Fife councillors heard the number of fatalities caused by road accidents fell to five last year, which is half the number of people killed on the region’s roads in 2014.
However, despite no children being fatally injured last year, the number of children sustaining serious injuries increased and failed to meet the Scottish Government’s casualty reduction target.
Last year, 13 children were seriously injured in Fife road accidents.
Fife Council said the low numbers recorded meant there would be “inevitably some fluctuation from year to year”.
Welcoming the reduction in fatalities, Councillor Ross Vettraino, who chairs the environment, protective services and safer communities committee, said there was no room for complacency.
He added: “Ideally there would be no casualties and certainly no fatalities on Fife’s roads as every death means a devastating loss to family and friends somewhere. However, being realistic, this record low figure is to be welcomed.
“It’s clear that the numbers will not reduce in a straight line every year but there is a long term trend of reducing casualties.
“There’s a tremendous focus placed on road safety in Fife through adopting a multi-agency approach.
“Through a number of road safety initiatives, work is ongoing to ensure Fife’s roads are as safe as possible. But, there is no room for complacency and all involved will continue striving to reduce casualties on Fife’s roads.”
In Fife during 2017 there were 311 recorded road crashes resulting in 421 casualties, of which five were fatal, 82 serious and 334 recorded as slight injuries.
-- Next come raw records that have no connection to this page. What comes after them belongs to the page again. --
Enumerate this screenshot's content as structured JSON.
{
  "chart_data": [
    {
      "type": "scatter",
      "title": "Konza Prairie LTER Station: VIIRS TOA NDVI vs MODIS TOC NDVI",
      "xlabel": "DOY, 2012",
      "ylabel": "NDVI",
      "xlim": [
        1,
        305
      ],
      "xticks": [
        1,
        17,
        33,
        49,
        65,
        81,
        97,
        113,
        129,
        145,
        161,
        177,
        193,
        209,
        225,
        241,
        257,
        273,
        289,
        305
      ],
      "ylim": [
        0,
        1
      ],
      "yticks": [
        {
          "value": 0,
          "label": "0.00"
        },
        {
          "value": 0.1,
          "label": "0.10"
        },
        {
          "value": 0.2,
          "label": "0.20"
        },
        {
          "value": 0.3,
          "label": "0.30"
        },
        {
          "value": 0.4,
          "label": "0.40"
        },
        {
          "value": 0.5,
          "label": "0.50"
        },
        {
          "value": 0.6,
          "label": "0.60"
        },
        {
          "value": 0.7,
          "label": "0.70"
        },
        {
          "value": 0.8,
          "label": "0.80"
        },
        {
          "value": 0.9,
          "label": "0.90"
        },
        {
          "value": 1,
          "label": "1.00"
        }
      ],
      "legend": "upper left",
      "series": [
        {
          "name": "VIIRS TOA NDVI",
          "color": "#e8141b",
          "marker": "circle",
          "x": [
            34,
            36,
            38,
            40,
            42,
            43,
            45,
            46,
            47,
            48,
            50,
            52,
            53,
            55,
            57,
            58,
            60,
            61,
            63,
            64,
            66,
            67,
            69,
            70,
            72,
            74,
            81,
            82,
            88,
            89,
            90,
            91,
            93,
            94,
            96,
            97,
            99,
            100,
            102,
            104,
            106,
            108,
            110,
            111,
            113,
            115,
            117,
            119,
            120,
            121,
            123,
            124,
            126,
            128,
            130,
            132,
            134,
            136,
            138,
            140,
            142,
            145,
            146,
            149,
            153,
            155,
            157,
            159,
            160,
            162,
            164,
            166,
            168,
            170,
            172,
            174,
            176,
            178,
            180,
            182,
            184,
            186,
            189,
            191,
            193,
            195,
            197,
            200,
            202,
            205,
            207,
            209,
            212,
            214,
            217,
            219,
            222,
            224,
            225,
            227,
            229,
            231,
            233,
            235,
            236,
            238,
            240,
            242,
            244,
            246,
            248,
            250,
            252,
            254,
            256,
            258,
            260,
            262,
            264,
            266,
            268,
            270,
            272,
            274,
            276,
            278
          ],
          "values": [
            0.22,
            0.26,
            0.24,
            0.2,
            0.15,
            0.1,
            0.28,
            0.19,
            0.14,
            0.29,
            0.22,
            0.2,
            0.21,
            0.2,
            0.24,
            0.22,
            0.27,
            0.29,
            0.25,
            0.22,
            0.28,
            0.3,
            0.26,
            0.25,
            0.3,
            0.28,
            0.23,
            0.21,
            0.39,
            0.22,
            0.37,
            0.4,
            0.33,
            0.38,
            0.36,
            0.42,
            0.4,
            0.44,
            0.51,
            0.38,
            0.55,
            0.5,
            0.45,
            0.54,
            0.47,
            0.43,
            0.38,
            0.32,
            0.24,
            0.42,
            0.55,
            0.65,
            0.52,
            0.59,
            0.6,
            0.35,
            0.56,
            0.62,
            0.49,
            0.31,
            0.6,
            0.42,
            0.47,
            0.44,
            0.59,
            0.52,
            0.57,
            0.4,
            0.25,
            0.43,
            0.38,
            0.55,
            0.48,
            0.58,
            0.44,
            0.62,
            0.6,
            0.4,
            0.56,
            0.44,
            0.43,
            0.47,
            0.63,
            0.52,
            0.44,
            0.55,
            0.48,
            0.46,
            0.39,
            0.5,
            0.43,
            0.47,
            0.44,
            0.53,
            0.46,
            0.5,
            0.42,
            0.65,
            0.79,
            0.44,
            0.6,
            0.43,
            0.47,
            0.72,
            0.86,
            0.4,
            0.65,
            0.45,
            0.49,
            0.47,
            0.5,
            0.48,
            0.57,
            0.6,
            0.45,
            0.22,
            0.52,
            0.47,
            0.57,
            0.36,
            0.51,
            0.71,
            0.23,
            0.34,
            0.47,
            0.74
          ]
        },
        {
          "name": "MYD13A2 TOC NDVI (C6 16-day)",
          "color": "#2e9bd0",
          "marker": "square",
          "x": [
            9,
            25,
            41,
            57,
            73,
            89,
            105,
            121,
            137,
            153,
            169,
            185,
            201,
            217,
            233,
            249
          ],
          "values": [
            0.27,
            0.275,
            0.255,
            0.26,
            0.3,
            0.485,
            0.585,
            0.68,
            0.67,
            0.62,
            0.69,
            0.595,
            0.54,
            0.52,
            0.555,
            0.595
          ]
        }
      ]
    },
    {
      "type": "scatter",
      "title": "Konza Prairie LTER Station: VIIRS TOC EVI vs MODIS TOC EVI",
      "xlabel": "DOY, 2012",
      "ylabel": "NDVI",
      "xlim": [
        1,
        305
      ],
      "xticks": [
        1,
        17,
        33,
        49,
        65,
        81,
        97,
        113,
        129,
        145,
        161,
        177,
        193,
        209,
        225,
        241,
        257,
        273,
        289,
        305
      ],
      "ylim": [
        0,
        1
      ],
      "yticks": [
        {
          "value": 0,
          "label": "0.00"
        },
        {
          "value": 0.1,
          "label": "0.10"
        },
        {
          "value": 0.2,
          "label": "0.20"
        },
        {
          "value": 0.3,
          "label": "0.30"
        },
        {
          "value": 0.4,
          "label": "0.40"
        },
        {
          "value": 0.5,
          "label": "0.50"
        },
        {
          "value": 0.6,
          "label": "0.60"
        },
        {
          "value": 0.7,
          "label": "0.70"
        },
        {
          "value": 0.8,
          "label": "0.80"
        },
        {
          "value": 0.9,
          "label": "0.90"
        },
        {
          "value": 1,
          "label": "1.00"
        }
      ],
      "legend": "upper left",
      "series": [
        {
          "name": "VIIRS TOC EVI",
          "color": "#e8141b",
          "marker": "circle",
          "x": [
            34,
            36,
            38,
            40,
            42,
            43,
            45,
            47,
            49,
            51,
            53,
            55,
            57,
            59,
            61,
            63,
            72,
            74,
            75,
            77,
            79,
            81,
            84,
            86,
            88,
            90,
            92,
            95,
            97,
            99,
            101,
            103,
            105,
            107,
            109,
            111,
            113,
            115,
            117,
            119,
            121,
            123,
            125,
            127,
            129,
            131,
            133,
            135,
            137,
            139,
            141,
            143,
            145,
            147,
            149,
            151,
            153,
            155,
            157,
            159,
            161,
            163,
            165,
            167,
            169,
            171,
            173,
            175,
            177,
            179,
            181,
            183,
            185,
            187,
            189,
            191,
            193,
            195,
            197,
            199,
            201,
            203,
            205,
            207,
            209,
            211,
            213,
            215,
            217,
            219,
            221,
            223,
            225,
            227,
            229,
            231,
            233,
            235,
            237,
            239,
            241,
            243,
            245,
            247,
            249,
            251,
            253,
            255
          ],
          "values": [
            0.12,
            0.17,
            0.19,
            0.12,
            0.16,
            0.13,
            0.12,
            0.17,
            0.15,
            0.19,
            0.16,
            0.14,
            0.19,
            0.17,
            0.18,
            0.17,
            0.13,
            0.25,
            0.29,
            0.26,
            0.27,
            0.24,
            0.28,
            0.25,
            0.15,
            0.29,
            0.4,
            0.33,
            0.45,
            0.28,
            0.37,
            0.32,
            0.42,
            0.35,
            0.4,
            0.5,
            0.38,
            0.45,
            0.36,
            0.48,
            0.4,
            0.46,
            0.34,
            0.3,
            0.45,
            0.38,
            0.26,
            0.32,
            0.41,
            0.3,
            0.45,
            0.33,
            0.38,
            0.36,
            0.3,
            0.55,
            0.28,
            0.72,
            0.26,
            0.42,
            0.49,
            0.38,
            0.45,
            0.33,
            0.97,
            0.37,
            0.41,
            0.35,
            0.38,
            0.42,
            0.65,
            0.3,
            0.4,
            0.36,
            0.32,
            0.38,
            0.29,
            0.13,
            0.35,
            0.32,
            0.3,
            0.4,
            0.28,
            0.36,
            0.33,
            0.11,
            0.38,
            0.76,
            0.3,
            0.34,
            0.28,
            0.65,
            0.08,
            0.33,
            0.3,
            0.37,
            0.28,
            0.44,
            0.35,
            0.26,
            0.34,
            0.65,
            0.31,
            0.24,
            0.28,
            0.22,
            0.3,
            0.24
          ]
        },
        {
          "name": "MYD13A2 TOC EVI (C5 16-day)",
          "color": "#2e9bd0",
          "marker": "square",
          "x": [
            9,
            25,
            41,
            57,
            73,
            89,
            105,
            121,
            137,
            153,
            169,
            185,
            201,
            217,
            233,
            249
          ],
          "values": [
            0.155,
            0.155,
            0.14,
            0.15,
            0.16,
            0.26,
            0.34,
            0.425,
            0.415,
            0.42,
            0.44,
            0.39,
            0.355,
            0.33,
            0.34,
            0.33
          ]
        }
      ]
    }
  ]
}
By comparison, in 2016 there were 607 casualties of which 10 were fatal, 87 serious and 510 slight.
Chief Inspector Adrian Annandale, road safety chief for Police Scotland’s Fife Division, said he had seen for himself how tragedies on the roads affected communities.
He said: “In the mid-noughties we were seeing 30 people, 15 people, 19 people killed year on year. A lot of these people were young people and a lot of communities suffered significantly with the loss of life.”
Mr Annandale said education programmes targeted at young drivers had helped bring down statistics.
He added: “Driver behaviour is a priority raised by communities throughout Fife.
“We aim to keep on reducing casualties on Fife roads, whether by our road policing officers carrying out enforcement on Fife’s roads or our community officers carrying out education at, and around, Fife schools.”